My calculations take at the top 1 ms and are commonly faster. For 1 ms I find a little speedup of around 30%, but in practice, with my program, I notice a speed down.

The structure of this code is very similar to my program, so if you could help me to optimise the thread handling I would be very grateful.

Kind regards.

Below, the original question:

Hi.

I would like to use multithreading on my program, since it could increase its efficiency considerably, I believe. Most of its running time is due to independent calculations.

My program has thousands of independent calculations (several linear systems to solve), but they just happen at the same time by minor groups of dozens or so. Each of this groups would take some miliseconds to run. After one of these groups of calculations, the program has to run sequentially for a little while and then I have to solve the linear systems again.

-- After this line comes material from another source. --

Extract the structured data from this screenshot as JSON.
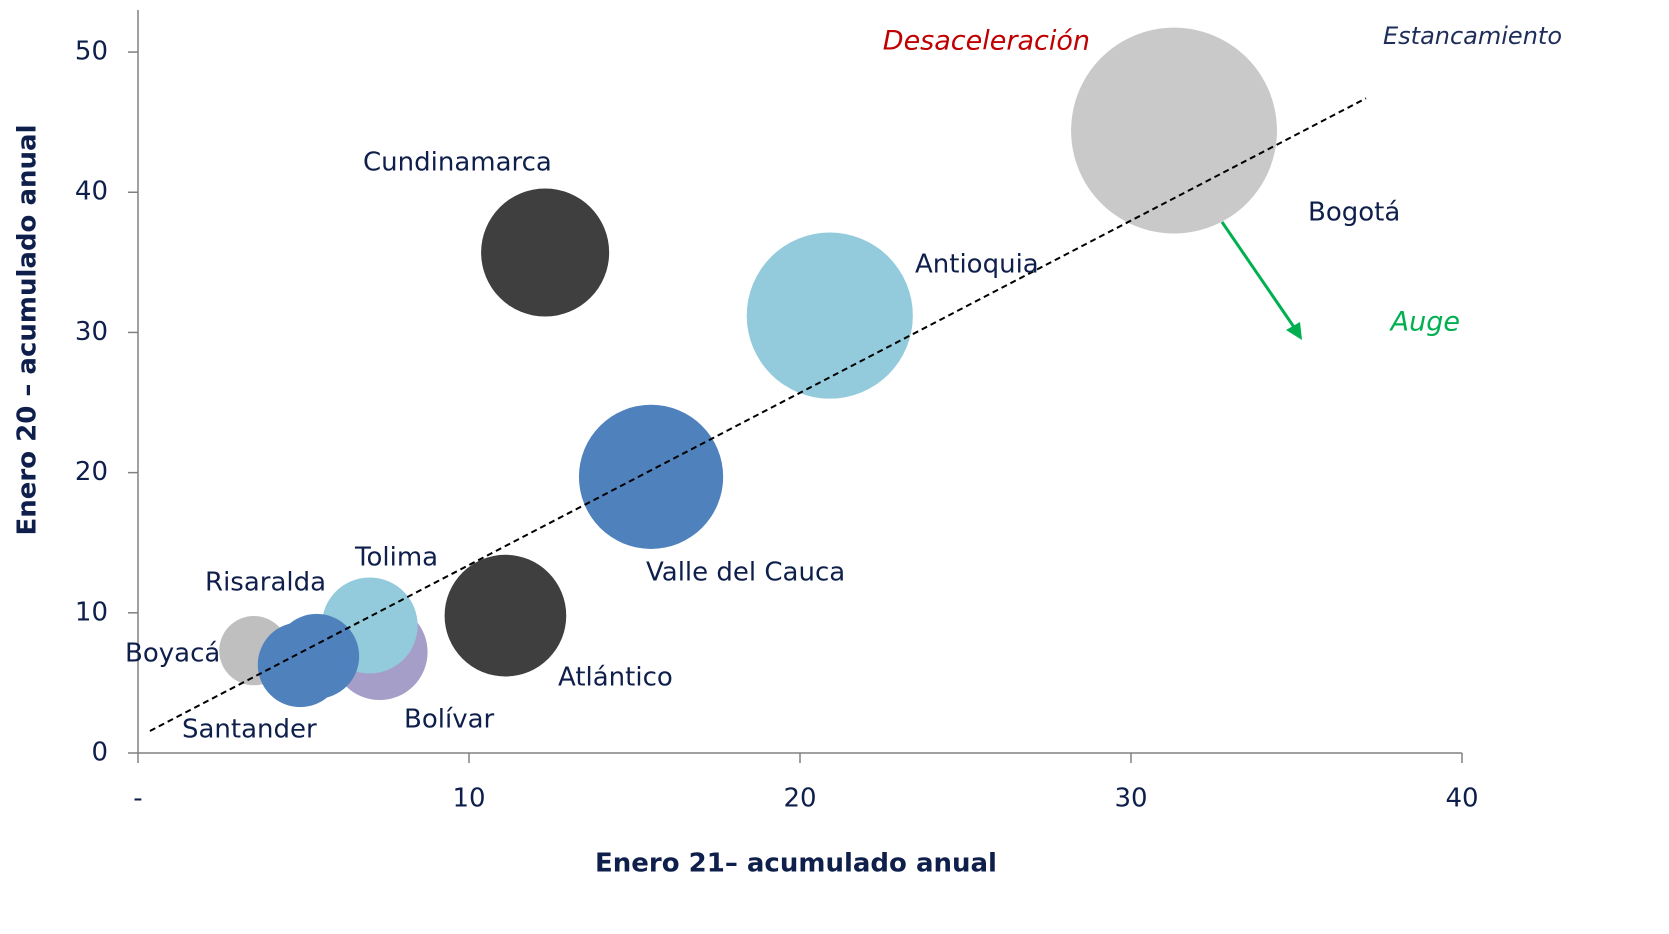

Actually, it can be seen as these independent linear systems to solve are inside a loop that iterates thousands of times, alternating with sequential calculations that depends on the previous results. My idea to speed up the program is to compute these independent calculations in parallel threads, by dividing each group into (the number of processors I have available) batches of independent calculation. So, in principle, there isn't queuing at all.

I tried using the FixedThreadPool and CachedThreadPool and it got even slower than serial processing. It seems to takes too much time creating new Treads each time I need to solve the batches.

Is there a better way to handle this problem? These pools I've used seem to be proper for cases when each thread takes more time instead of thousands of smaller threads...

Thanks! Best Regards!


From what i've read: "thousands of independent calculations... happen at the same time... would take some miliseconds to run" it seems to me that your problem is perfect for GPU programming.

And i think it answers you question. GPU programming is becoming more and more popular. There are Java bindings for CUDA & OpenCL. If it is possible for you to use it, i say go for it.